Tom: “Even with requisite journalistic care (including round-robin meetings with editors), it would seem that a [David] Paterson story should have been ready to be printed by Friday morning, especially since any yet-to-be confirmed charges against the governor could always run in a later article. Instead, the Times has yet to publish. While there may be extenuating factors, we have reached the point when the Times’ care at being journalistically responsible has become irresponsible.”
Choire: I mean. How do you even come to that conclusion?
Tom: It is crackers.
Tom: It might be a new low in media-critical dumbshittery.
Tom: “Any yet-to-be-confirmed charges against the governor could always run in a later article.”

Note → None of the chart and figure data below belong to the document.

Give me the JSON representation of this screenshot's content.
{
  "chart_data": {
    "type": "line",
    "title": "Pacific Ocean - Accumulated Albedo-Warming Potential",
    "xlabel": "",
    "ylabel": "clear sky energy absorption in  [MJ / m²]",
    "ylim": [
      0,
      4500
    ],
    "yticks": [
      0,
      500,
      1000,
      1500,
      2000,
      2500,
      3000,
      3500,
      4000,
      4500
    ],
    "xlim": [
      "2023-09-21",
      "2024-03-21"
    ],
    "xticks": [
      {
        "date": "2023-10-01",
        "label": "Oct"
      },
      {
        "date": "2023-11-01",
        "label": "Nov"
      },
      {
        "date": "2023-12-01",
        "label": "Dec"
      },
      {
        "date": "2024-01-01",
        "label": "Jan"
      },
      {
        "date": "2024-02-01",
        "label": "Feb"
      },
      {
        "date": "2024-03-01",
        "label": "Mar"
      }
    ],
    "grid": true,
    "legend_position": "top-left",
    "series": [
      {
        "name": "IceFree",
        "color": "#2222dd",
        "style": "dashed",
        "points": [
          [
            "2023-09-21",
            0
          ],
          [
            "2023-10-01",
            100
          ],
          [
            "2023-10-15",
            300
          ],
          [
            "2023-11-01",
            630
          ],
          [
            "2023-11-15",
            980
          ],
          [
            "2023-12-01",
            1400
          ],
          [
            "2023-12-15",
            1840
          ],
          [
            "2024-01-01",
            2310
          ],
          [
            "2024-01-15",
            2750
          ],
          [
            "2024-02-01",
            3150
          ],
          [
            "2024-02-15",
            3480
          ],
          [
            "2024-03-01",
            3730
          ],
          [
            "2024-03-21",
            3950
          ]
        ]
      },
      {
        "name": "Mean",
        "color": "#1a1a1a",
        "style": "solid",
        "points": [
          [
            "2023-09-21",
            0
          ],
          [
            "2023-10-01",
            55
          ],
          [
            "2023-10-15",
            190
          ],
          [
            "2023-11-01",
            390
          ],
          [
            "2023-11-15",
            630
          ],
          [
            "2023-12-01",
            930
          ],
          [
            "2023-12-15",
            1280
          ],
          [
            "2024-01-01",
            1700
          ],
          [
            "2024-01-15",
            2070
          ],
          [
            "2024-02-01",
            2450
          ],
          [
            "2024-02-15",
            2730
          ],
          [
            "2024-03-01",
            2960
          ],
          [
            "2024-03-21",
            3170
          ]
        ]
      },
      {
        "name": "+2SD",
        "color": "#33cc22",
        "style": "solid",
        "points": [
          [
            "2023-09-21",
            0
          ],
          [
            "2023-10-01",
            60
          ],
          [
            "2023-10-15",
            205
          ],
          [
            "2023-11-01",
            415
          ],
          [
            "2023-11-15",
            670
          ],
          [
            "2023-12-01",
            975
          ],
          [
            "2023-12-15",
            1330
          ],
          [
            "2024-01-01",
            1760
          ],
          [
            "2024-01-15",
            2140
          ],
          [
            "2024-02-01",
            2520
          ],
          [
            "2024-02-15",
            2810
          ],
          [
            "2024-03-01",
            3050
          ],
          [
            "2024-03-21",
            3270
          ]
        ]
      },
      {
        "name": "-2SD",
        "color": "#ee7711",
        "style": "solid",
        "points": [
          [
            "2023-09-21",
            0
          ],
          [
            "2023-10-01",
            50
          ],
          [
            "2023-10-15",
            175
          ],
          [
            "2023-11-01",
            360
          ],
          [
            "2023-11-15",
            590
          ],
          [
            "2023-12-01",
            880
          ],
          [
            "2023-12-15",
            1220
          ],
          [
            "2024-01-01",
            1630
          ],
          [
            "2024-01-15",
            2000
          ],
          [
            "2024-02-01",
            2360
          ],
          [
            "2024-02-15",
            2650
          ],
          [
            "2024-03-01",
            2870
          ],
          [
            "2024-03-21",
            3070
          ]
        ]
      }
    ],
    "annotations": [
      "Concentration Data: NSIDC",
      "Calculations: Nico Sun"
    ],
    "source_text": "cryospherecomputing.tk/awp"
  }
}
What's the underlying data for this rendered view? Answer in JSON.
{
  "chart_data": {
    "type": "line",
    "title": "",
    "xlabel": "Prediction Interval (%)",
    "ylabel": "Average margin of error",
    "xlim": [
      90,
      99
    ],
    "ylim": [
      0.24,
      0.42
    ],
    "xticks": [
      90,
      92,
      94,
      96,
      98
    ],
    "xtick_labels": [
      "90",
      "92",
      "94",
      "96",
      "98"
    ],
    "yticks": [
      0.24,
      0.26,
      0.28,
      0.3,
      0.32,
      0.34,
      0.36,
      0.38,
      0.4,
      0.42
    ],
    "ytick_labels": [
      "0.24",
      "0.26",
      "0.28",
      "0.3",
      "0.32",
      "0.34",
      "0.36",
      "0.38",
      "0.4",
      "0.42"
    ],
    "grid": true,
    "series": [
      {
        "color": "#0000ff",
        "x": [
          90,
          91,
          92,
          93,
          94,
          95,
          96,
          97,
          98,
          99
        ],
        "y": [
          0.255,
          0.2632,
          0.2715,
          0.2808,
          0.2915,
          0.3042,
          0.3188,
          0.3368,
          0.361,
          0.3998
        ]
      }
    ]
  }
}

Tom: So then what would go in the “Paterson story” that “should have been ready” by now?
Tom: What if there is only one charge, but they don’t have it nailed down yet?
Choire: Also, you know, traditionally newspapers do actually publish articles on a daily basis, sometimes about the same people or stories as those stories evolve? But they are articles with things that have a thing to say?
Choire: It “would seem” that they “should have” already asked about those rumors, to people who have nothing to do with the situation and don’t know anything.
Tom: And this goes back to the business about how dare reporters ask about scandalous unsupported rumors.
Tom: Not all reporting is performative!
Tom: Some reporting is still an attempt to figure out whether unconfirmed claims are true or false.
Choire: And sometimes that takes some time?
Tom: And sometimes you ask about the terrible thing and the answer turns out to be, no, it is not true, and then you chuck that notebook in the pile and find something else to write about.
Choire: That happens!
Choire: Also very frequently one cannot reconcile accounts.
Choire: That is frustrating!
Choire: I’m still struck by “a newspaper that will do things its own way on its own schedule.”
Choire: As opposed to… any other media outlet?
Tom: Well, didn’t Renata Adler have something to say about that?
Tom: About the question of when a writer chooses to say the thing that the writer is in the midst of writing.
Choire: Oh I believe she did.
Choire: You mean when, the New York Times wrote about her that: “As it stands, Ms. Adler and Simon & Schuster, a unit of Viacom, are either cheaply smearing Judge Sirica-with legal impunity-or they have evidence…. But neither the publisher nor the author shows any urgency about resolving the issue, either by retracting the accusation or establishing its accuracy.”
Tom: That was the one, yes.
Tom: Sauce for the goose, I suppose, but I don’t much care for this flavor of stupid-sauce on any fowl at all.